In 1966, Connie gave birth to her first baby, a son. She carried him for ten months before her “quack OB” decided to induce labor. The baby was fine, but large. Three days after he was born, she began to hemorrhage, to bleed out. “As the code team frantically tried to give me more blood and shoot epinephrine directly into my heart, blood came out of me faster than they could get it in. My body was dead. My heart ceased to beat. I flatlined. I don’t recall how I moved out of my body, but I vividly recall hovering near the ceiling and watching the doctors and nurses in their panic.”
Yet, she felt no awareness of her physical distress. “It was pure bliss. I stopped looking at what was happening below me and felt myself gliding away from that room, farther and farther. I didn’t pass through a tunnel, exactly. It was more as if I stepped through a door or a gate onto a kind of brightly-lit path or beam that seemed to be tugging me towards the most brilliant spectrum of colors, indescribable. I was so eager to reach those colors. But a voice, coming from someone I didn’t see, very clearly said to me, Connie, you can’t stay here. You have a new little boy to raise, and two more little boys coming. You have to go back.”
But Connie had no desire to go back.She was infused with such comfort and peace and joy that she felt angry that something seemed to be relentlessly pulling her back. She looked down and was in the room again, then very suddenly, with a severe jolt that seemed like an electrical shock, she was back in that ravaged body.

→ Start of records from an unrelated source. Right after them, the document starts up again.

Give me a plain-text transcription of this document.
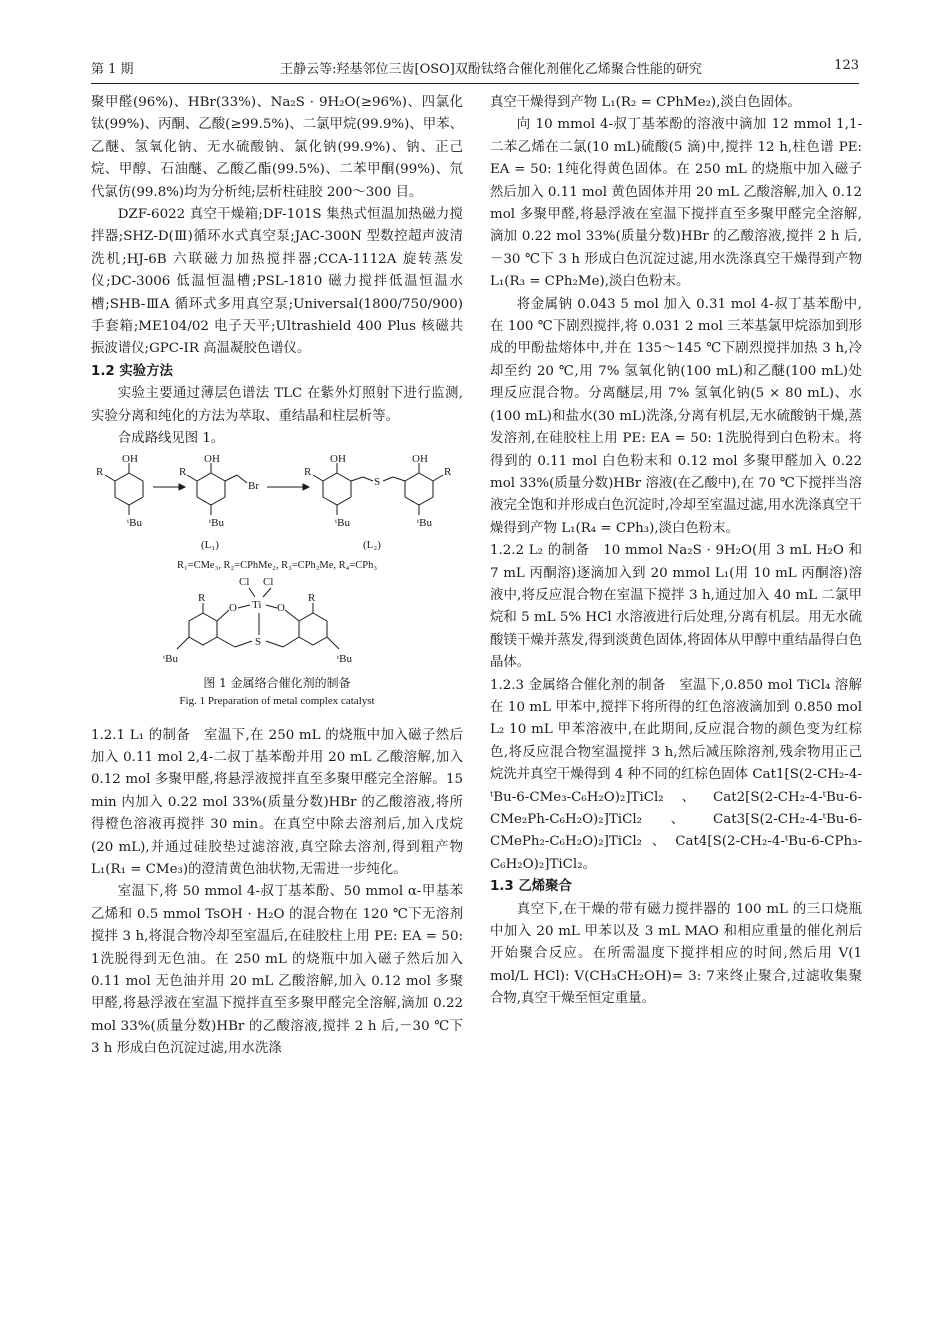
第 1 期	王静云等:羟基邻位三齿[OSO]双酚钛络合催化剂催化乙烯聚合性能的研究	123

聚甲醛(96%)、HBr(33%)、Na₂S · 9H₂O(≥96%)、四氯化钛(99%)、丙酮、乙酸(≥99.5%)、二氯甲烷(99.9%)、甲苯、乙醚、氢氧化钠、无水硫酸钠、氯化钠(99.9%)、钠、正己烷、甲醇、石油醚、乙酸乙酯(99.5%)、二苯甲酮(99%)、氘代氯仿(99.8%)均为分析纯;层析柱硅胶 200～300 目。

DZF-6022 真空干燥箱;DF-101S 集热式恒温加热磁力搅拌器;SHZ-D(Ⅲ)循环水式真空泵;JAC-300N 型数控超声波清洗机;HJ-6B 六联磁力加热搅拌器;CCA-1112A 旋转蒸发仪;DC-3006 低温恒温槽;PSL-1810 磁力搅拌低温恒温水槽;SHB-ⅢA 循环式多用真空泵;Universal(1800/750/900)手套箱;ME104/02 电子天平;Ultrashield 400 Plus 核磁共振波谱仪;GPC-IR 高温凝胶色谱仪。

1.2 实验方法

实验主要通过薄层色谱法 TLC 在紫外灯照射下进行监测,实验分离和纯化的方法为萃取、重结晶和柱层析等。

合成路线见图 1。

OH
R
ᵗBu
OH
R
Br
ᵗBu
(L₁)
OH	OH
R	R
S
ᵗBu	ᵗBu
(L₂)
R₁=CMe₃, R₂=CPhMe₂, R₃=CPh₂Me, R₄=CPh₃
Cl Cl
Ti
O	O
S
R	R
ᵗBu	ᵗBu
图 1 金属络合催化剂的制备
Fig. 1 Preparation of metal complex catalyst

1.2.1 L₁ 的制备　 室温下,在 250 mL 的烧瓶中加入磁子然后加入 0.11 mol 2,4-二叔丁基苯酚并用 20 mL 乙酸溶解,加入 0.12 mol 多聚甲醛,将悬浮液搅拌直至多聚甲醛完全溶解。15 min 内加入 0.22 mol 33%(质量分数)HBr 的乙酸溶液,将所得橙色溶液再搅拌 30 min。在真空中除去溶剂后,加入戊烷(20 mL),并通过硅胶垫过滤溶液,真空除去溶剂,得到粗产物 L₁(R₁ = CMe₃)的澄清黄色油状物,无需进一步纯化。

室温下,将 50 mmol 4-叔丁基苯酚、50 mmol α-甲基苯乙烯和 0.5 mmol TsOH · H₂O 的混合物在 120 ℃下无溶剂搅拌 3 h,将混合物冷却至室温后,在硅胶柱上用 PE: EA = 50: 1洗脱得到无色油。在 250 mL 的烧瓶中加入磁子然后加入 0.11 mol 无色油并用 20 mL 乙酸溶解,加入 0.12 mol 多聚甲醛,将悬浮液在室温下搅拌直至多聚甲醛完全溶解,滴加 0.22 mol 33%(质量分数)HBr 的乙酸溶液,搅拌 2 h 后,－30 ℃下 3 h 形成白色沉淀过滤,用水洗涤

真空干燥得到产物 L₁(R₂ = CPhMe₂),淡白色固体。

向 10 mmol 4-叔丁基苯酚的溶液中滴加 12 mmol 1,1-二苯乙烯在二氯(10 mL)硫酸(5 滴)中,搅拌 12 h,柱色谱 PE: EA = 50: 1纯化得黄色固体。在 250 mL 的烧瓶中加入磁子然后加入 0.11 mol 黄色固体并用 20 mL 乙酸溶解,加入 0.12 mol 多聚甲醛,将悬浮液在室温下搅拌直至多聚甲醛完全溶解,滴加 0.22 mol 33%(质量分数)HBr 的乙酸溶液,搅拌 2 h 后,－30 ℃下 3 h 形成白色沉淀过滤,用水洗涤真空干燥得到产物 L₁(R₃ = CPh₂Me),淡白色粉末。

将金属钠 0.043 5 mol 加入 0.31 mol 4-叔丁基苯酚中,在 100 ℃下剧烈搅拌,将 0.031 2 mol 三苯基氯甲烷添加到形成的甲酚盐熔体中,并在 135～145 ℃下剧烈搅拌加热 3 h,冷却至约 20 ℃,用 7% 氢氧化钠(100 mL)和乙醚(100 mL)处理反应混合物。分离醚层,用 7% 氢氧化钠(5 × 80 mL)、水(100 mL)和盐水(30 mL)洗涤,分离有机层,无水硫酸钠干燥,蒸发溶剂,在硅胶柱上用 PE: EA = 50: 1洗脱得到白色粉末。将得到的 0.11 mol 白色粉末和 0.12 mol 多聚甲醛加入 0.22 mol 33%(质量分数)HBr 溶液(在乙酸中),在 70 ℃下搅拌当溶液完全饱和并形成白色沉淀时,冷却至室温过滤,用水洗涤真空干燥得到产物 L₁(R₄ = CPh₃),淡白色粉末。

1.2.2 L₂ 的制备　 10 mmol Na₂S · 9H₂O(用 3 mL H₂O 和 7 mL 丙酮溶)逐滴加入到 20 mmol L₁(用 10 mL 丙酮溶)溶液中,将反应混合物在室温下搅拌 3 h,通过加入 40 mL 二氯甲烷和 5 mL 5% HCl 水溶液进行后处理,分离有机层。用无水硫酸镁干燥并蒸发,得到淡黄色固体,将固体从甲醇中重结晶得白色晶体。

1.2.3 金属络合催化剂的制备　 室温下,0.850 mol TiCl₄ 溶解在 10 mL 甲苯中,搅拌下将所得的红色溶液滴加到 0.850 mol L₂ 10 mL 甲苯溶液中,在此期间,反应混合物的颜色变为红棕色,将反应混合物室温搅拌 3 h,然后减压除溶剂,残余物用正己烷洗并真空干燥得到 4 种不同的红棕色固体 Cat1[S(2-CH₂-4-ᵗBu-6-CMe₃-C₆H₂O)₂]TiCl₂、Cat2[S(2-CH₂-4-ᵗBu-6-CMe₂Ph-C₆H₂O)₂]TiCl₂、Cat3[S(2-CH₂-4-ᵗBu-6-CMePh₂-C₆H₂O)₂]TiCl₂、Cat4[S(2-CH₂-4-ᵗBu-6-CPh₃-C₆H₂O)₂]TiCl₂。

1.3 乙烯聚合

真空下,在干燥的带有磁力搅拌器的 100 mL 的三口烧瓶中加入 20 mL 甲苯以及 3 mL MAO 和相应重量的催化剂后开始聚合反应。在所需温度下搅拌相应的时间,然后用 V(1 mol/L HCl): V(CH₃CH₂OH)= 3: 7来终止聚合,过滤收集聚合物,真空干燥至恒定重量。
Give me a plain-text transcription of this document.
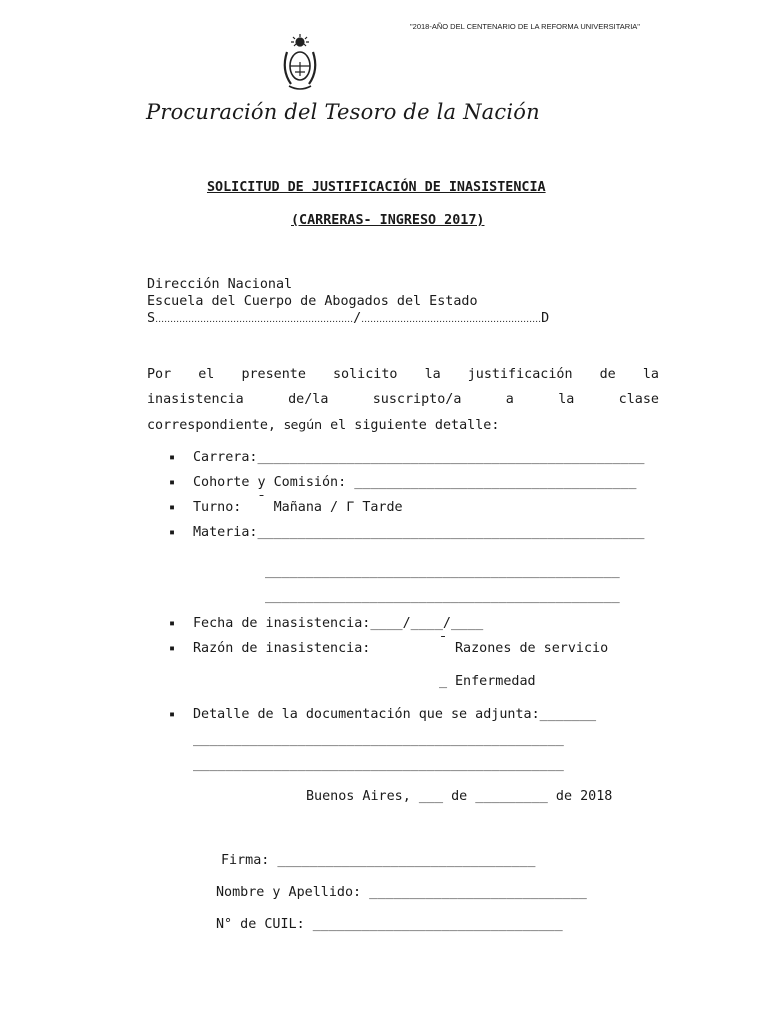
"2018-AÑO DEL CENTENARIO DE LA REFORMA UNIVERSITARIA"
Procuración del Tesoro de la Nación
SOLICITUD DE JUSTIFICACIÓN DE INASISTENCIA
(CARRERAS- INGRESO 2017)
Dirección Nacional
Escuela del Cuerpo de Abogados del Estado
S…………………………………………………………/……………………………………………………D
Por el presente solicito la justificación de la
inasistencia	de/la	suscripto/a	a	la	clase
correspondiente, según el siguiente detalle:
▪ Carrera:________________________________________________
▪ Cohorte y Comisión: ___________________________________
▪ Turno: ¯ Mañana / Γ Tarde
▪ Materia:________________________________________________
____________________________________________
____________________________________________
▪ Fecha de inasistencia:____/____/____
▪ Razón de inasistencia:	¯ Razones de servicio
_ Enfermedad
▪ Detalle de la documentación que se adjunta:_______
______________________________________________
______________________________________________
Buenos Aires, ___ de _________ de 2018
Firma: ________________________________
Nombre y Apellido: ___________________________
N° de CUIL: _______________________________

“The code team was ecstatic, but I wasn’t. I spent thirty-one days in what was then an ICU unit. It was written in my chart that for six minutes I had flatlined, with no cerebral activity and no pulse. I was dead, not “nearly dead”, as the so-called experts call it. There are no words in any language that can adequately describe the experience of being dead.“
What’s especially interesting about her NDE is that the voice was right. She went on to have two more boys. Her sons are now grown, Connie spent years working as a hospice nurse and a medium. You can’t convince her that what she experienced was a blip in her synapases or some hallucinogenic tale her brain spun as it was deprived of oxygen.Even Jung, who had an NDE, described it as: “Everything that happened in time had been brought together into a concrete whole. Nothing was disturbed over time, nothing could be measured by temporal concepts.”
Vicki D drowned at the age of sixteen. “I drifted up and saw myself lying on the beach as they administered CPR. Someone was behind me and kept asking me different questions. I remember feeling so peaceful and warm until the voice behind me told me to look closer at the girl on the beach and I slowly realized she looked like me, and then BAM!
“I was on the beach looking up at the sky, water was coming out of everywhere including my eyes and ears and they were clamping an oxygen mask on me and I was in so much pain and gasping for breath. One reason why I personally feel it was real and not a hallucination is that I still remember it like it just happened and this was 36 years ago.”
During the birth of her first child, Renie Wiley died. She remembers drifting up toward the ceiling and watching the doctors as they tried to resuscitate her. Certain information was available to her in that state and she realized that her primary doctor was going to be shipped off to Vietnam and that he wouldn’t return.
When he brought her back into the world of the living, she described what she had experienced. She told him what she’d seen for him and begged him not to volunteer. He was shocked. No one knew that he had applied as a medic in Vietnam. And she was also right. He was killed in Vietnam.